Historię niegodną
Papier tak ładny, że aż strach napisać
brzydko, historię niegodną i zbyt
płytką...To może znowu o miłości, bo ona
głębinami się szczyci i zdarza się, że i
mnie jeszcze czasem zachwyci.
Należałoby więc drobny, malutki, tyci tyci,
miłości fragment uchwycić. Tylko gdzie ona?

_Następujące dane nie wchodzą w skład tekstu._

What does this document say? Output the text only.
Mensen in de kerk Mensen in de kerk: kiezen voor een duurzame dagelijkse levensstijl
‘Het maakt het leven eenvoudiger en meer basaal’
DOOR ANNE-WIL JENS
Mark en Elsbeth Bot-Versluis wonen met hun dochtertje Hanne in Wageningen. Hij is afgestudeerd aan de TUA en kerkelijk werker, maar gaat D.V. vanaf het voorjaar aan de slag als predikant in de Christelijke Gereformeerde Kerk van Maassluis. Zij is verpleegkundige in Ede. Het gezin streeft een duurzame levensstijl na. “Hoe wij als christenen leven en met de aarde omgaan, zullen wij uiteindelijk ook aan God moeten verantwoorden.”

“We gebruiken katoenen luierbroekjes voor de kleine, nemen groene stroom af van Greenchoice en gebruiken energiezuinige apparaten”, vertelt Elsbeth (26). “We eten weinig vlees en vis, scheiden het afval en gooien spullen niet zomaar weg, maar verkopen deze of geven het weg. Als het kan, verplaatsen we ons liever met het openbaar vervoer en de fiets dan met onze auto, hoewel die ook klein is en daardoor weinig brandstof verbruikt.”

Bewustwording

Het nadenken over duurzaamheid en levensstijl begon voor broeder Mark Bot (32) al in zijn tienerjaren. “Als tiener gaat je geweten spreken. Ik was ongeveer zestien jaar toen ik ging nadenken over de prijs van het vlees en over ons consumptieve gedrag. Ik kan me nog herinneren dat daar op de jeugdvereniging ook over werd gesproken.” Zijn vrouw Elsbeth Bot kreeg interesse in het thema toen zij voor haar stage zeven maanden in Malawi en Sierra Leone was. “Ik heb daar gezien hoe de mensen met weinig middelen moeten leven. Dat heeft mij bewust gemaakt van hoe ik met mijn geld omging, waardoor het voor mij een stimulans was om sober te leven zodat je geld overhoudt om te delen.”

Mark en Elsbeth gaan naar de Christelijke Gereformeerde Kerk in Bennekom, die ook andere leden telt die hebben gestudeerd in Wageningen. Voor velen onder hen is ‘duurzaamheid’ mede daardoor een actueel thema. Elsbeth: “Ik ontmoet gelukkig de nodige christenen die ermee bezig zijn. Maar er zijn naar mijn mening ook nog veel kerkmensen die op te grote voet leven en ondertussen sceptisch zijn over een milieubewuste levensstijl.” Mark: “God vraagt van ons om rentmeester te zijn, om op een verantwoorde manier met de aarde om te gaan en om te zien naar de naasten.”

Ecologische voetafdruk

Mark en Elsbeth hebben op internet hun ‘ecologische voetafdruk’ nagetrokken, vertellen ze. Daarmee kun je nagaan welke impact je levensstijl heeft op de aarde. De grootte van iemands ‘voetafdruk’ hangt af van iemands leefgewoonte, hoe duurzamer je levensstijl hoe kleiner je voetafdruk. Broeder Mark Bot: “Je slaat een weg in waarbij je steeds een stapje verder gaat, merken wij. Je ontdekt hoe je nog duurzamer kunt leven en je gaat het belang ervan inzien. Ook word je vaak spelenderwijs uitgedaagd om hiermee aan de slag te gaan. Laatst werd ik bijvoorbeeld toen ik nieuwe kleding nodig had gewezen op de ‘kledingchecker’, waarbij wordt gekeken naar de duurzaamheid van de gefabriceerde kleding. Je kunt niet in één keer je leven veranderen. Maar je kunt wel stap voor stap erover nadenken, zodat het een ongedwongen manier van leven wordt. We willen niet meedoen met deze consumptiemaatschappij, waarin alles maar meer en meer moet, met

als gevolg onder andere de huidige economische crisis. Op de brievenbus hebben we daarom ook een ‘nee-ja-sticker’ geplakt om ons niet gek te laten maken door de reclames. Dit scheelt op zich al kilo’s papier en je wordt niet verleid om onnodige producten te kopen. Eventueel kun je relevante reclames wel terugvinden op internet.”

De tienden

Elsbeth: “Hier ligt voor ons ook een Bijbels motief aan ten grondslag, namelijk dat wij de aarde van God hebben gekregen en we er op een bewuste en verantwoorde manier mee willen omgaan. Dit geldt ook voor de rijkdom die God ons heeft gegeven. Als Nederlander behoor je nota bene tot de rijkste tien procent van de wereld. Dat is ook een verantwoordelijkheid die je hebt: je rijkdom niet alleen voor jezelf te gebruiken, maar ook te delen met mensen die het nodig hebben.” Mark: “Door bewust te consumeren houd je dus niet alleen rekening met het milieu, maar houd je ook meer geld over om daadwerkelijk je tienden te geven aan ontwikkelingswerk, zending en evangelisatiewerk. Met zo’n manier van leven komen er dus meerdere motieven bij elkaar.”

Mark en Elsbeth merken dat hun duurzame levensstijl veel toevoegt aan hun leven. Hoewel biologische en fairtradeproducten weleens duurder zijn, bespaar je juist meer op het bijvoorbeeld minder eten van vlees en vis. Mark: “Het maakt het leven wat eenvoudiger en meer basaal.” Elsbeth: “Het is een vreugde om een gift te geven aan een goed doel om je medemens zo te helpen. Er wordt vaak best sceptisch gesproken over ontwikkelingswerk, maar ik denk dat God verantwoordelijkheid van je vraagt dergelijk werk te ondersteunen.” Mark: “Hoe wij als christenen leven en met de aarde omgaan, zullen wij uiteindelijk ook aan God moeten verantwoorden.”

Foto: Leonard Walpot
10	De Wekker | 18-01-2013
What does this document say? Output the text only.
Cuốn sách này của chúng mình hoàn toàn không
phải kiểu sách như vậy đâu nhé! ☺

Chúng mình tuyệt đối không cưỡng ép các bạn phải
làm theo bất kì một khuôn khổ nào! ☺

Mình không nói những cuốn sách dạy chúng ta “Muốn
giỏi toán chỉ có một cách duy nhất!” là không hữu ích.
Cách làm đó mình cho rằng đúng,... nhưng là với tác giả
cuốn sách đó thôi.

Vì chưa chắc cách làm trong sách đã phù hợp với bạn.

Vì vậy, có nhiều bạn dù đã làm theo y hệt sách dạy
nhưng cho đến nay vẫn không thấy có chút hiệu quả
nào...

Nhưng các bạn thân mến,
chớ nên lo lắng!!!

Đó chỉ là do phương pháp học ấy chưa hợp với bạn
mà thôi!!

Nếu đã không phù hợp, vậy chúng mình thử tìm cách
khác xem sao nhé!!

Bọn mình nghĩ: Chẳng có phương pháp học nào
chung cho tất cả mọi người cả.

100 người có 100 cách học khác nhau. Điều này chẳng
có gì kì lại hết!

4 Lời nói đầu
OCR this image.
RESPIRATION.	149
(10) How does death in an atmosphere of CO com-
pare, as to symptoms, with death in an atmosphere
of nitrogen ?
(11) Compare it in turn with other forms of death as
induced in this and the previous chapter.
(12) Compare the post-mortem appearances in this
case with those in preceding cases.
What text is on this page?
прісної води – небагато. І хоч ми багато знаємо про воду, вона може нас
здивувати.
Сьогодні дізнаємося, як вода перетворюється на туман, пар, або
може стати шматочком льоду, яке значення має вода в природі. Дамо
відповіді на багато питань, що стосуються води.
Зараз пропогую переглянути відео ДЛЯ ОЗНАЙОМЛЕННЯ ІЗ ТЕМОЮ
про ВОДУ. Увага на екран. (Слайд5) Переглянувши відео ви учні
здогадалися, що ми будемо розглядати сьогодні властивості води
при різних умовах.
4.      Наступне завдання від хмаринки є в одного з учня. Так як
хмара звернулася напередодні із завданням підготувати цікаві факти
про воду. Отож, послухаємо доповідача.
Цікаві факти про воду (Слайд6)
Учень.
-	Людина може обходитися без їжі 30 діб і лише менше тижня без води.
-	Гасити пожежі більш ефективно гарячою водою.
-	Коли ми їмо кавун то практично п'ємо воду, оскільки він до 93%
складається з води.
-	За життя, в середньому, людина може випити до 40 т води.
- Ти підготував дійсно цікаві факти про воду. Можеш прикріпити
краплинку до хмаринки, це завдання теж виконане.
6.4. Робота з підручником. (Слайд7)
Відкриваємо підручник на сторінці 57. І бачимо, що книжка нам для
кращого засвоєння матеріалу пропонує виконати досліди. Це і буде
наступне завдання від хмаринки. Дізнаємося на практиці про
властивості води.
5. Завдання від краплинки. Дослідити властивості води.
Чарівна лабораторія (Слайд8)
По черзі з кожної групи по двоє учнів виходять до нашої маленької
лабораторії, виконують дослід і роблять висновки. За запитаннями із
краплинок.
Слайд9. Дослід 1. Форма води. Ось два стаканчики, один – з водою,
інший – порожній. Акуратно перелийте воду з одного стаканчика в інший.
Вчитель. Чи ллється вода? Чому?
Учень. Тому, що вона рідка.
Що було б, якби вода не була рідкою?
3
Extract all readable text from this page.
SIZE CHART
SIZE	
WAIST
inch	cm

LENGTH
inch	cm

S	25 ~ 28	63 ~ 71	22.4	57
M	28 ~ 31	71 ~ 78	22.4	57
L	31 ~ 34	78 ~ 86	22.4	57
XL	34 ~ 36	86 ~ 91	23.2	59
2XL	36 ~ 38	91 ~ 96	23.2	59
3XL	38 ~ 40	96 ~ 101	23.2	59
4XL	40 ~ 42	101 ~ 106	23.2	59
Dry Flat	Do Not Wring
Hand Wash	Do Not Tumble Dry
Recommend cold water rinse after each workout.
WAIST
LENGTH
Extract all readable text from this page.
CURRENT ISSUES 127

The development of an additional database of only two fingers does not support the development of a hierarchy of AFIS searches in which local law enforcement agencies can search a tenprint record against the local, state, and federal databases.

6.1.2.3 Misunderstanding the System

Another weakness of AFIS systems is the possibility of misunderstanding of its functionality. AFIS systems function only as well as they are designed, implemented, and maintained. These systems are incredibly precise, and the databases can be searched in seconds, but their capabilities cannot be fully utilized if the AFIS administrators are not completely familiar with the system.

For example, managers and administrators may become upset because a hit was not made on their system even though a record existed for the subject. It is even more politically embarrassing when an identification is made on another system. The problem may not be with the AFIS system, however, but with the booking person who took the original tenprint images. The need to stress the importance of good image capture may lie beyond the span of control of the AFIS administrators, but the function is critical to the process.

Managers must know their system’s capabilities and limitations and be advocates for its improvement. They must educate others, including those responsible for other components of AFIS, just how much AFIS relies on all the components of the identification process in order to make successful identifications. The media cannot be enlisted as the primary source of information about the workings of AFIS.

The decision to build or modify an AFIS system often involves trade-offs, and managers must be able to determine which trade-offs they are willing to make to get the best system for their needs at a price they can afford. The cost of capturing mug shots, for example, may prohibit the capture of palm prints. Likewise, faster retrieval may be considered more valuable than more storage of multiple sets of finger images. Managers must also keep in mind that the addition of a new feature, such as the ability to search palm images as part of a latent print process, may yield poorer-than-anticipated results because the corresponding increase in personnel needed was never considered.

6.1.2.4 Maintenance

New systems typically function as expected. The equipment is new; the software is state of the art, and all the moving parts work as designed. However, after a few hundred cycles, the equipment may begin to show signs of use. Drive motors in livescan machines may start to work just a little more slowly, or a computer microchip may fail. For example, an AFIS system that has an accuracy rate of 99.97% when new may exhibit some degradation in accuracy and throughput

Czemu się chowa, po co ta zasłona? Po co ta
pokrywa? Miłość niczego przecież nie
skrywa. Dlatego też nigdy nie przegrywa.
Czysta jak łza, co ze szczęściem po poliku
spływa, aby prawdę o nas odkrywać.
Ale nie mniej jednak umknęła mi gdzieś
właśnie...lecz swych drzwi przede mną nie
zatrzaśnie. Bo być może przestałem pisać
udane baśnie, ale zrozumiałem, że zawsze
przy Tobie pozostanę do momentu, w którym
zaśniesz...
- dla uŚ ;**
Komentarze (1)
Bardzo piękne i dobrze złożone wiersze Mają energię i
iskrę Dobry wiersz wyzwala uczucie ciepła chociaż sam
jest dobrze wypowiedzianym niepokojem POzdrawiam :)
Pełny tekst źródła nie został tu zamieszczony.